I find "functional PCA" an unnecessarily confusing notion. It is not a separate thing at all, it is standard PCA applied to time series.
FPCA refers to the situations when each of the $n$ observations is a time series (i.e. a "function") observed at $t$ time points, so that the whole data matrix is of $n \times t$ size. Usually $t\gg n$, e.g. one can have $20$ time series sampled at $1000$ time points each. The point of the analysis is to find several "eigen-time-series" (also of length $t$), i.e. eigenvectors of the covariance matrix, that would describe "typical" shape of the observed time series.
One can definitely apply the standard PCA here. Apparently, in your quote the author is concerned that the resulting eigen-time-series will be too noisy. This can happen indeed! Two obvious ways to deal with that would be (a) to smooth the resulting eigen-time-series after PCA, or (b) to smooth the original time series before doing PCA.
A less obvious, more fancy, but almost equivalent approach, is to approximate each original time series with $k$ basis functions, effectively reducing the dimensionality from $t$ to $k$. Then one can perform PCA and obtain the eigen-time-series approximated by the same basis functions. This is what one usually sees in the FPCA tutorials. One would usually use smooth basis functions (Gaussians, or Fourier components), so as far as I can see this is essentially equivalent to the brain-dead simple option (b) above.
Tutorials on FPCA usually go into lengthy discussions of how to generalize PCA to the functional spaces of infinite dimensionality, but the practical relevance of that is totally beyond me, as in practice the functional data are always discretized to begin with.

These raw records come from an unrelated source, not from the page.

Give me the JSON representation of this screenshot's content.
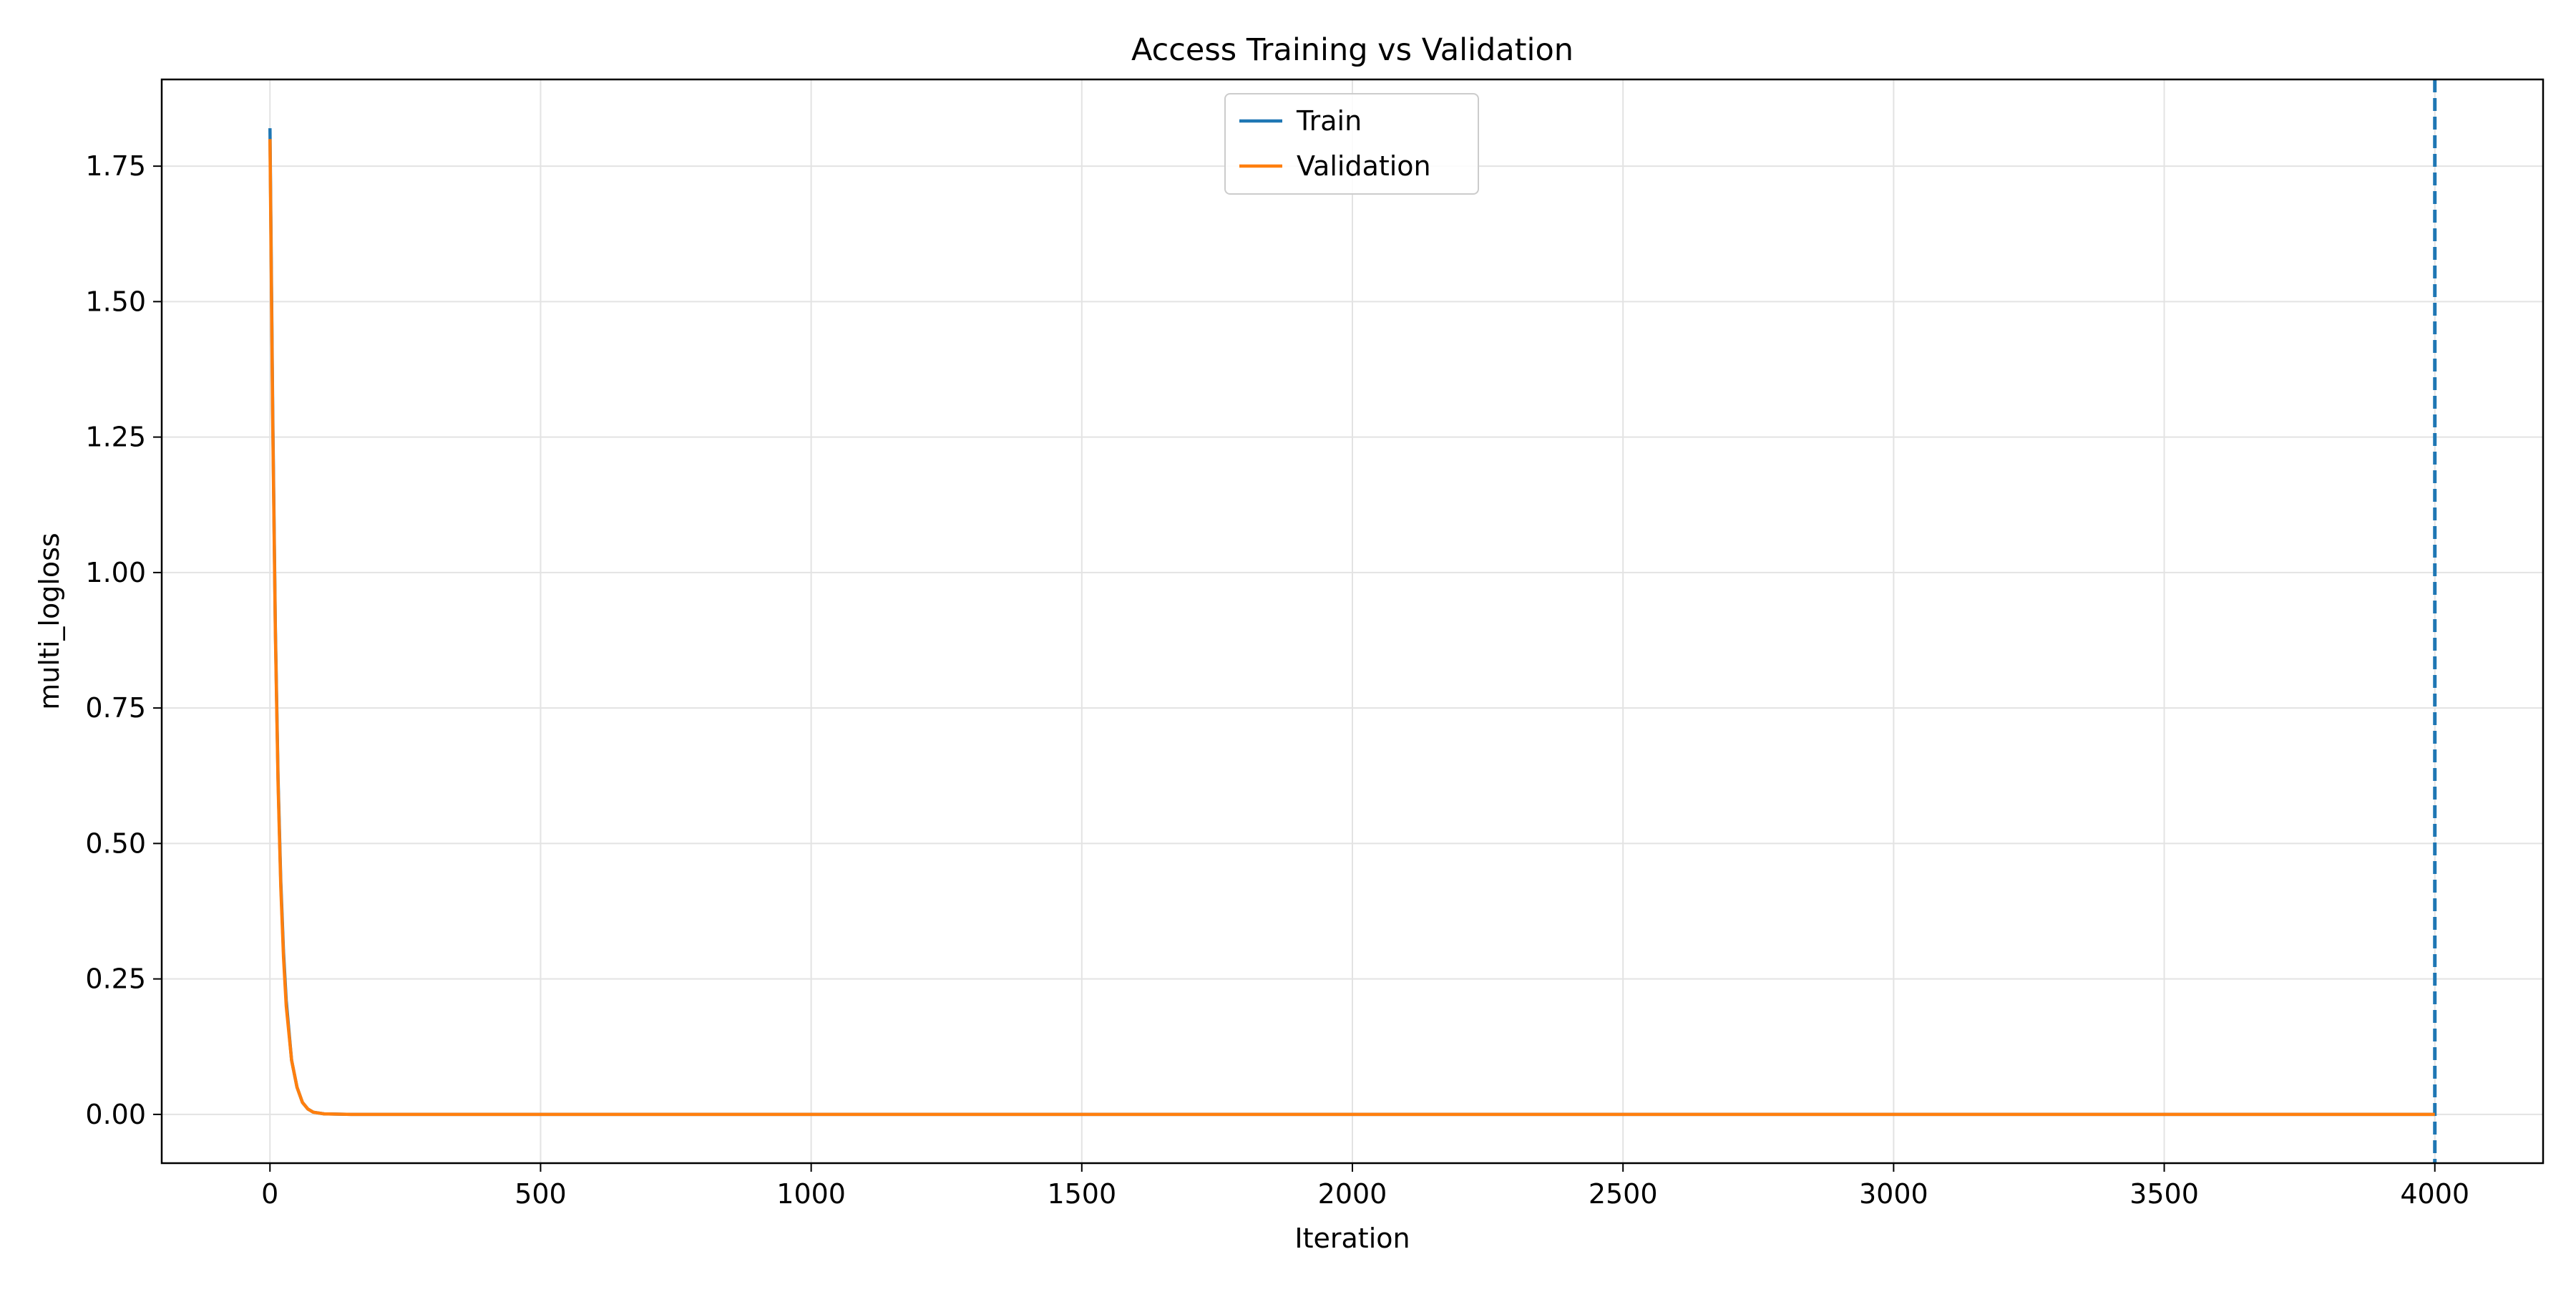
{
  "chart_data": {
    "type": "line",
    "title": "Access Training vs Validation",
    "xlabel": "Iteration",
    "ylabel": "multi_logloss",
    "xlim": [
      -200,
      4200
    ],
    "ylim": [
      -0.09,
      1.91
    ],
    "xticks": [
      0,
      500,
      1000,
      1500,
      2000,
      2500,
      3000,
      3500,
      4000
    ],
    "yticks": [
      0.0,
      0.25,
      0.5,
      0.75,
      1.0,
      1.25,
      1.5,
      1.75
    ],
    "ytick_labels": [
      "0.00",
      "0.25",
      "0.50",
      "0.75",
      "1.00",
      "1.25",
      "1.50",
      "1.75"
    ],
    "grid": true,
    "legend_position": "upper center",
    "vertical_marker": {
      "x": 4000,
      "style": "dashed",
      "color": "#1f77b4"
    },
    "series": [
      {
        "name": "Train",
        "color": "#1f77b4",
        "x": [
          0,
          5,
          10,
          15,
          20,
          25,
          30,
          40,
          50,
          60,
          70,
          80,
          100,
          150,
          500,
          1000,
          2000,
          3000,
          4000
        ],
        "y": [
          1.82,
          1.3,
          0.9,
          0.62,
          0.43,
          0.3,
          0.21,
          0.1,
          0.05,
          0.022,
          0.01,
          0.004,
          0.001,
          0.0,
          0.0,
          0.0,
          0.0,
          0.0,
          0.0
        ]
      },
      {
        "name": "Validation",
        "color": "#ff7f0e",
        "x": [
          0,
          5,
          10,
          15,
          20,
          25,
          30,
          40,
          50,
          60,
          70,
          80,
          100,
          150,
          500,
          1000,
          2000,
          3000,
          4000
        ],
        "y": [
          1.8,
          1.28,
          0.89,
          0.61,
          0.42,
          0.29,
          0.2,
          0.1,
          0.05,
          0.022,
          0.01,
          0.004,
          0.001,
          0.0,
          0.0,
          0.0,
          0.0,
          0.0,
          0.0
        ]
      }
    ]
  }
}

Here is an illustration taken from Ramsay and Silverman "Functional Data Analysis" textbook, which seems to be the definitive monograph on "functional data analysis" including FPCA:
One can see that doing PCA on the "discretized data" (points) yields practically the same thing as doing FPCA on corresponding functions in Fourier basis (lines). Of course one could first do the discrete PCA and then fit a function in the same Fourier basis; it would yield more or less the same result.

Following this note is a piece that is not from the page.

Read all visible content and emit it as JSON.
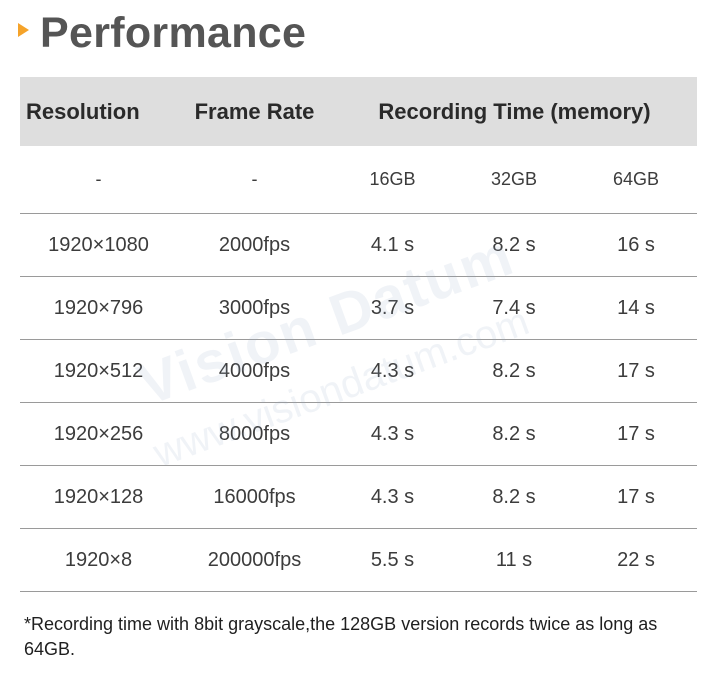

PS. In this example $t=12$ which is a small number with $n>t$. Perhaps what the authors view as "functional PCA" in this case should result in a "function", i.e. "smooth curve", as opposed to 12 separate points. But this can be trivially approached by interpolating and then smoothing the resulting eigen-time-series. Again, it seems that "functional PCA" is not a separate thing, it is just an application of PCA.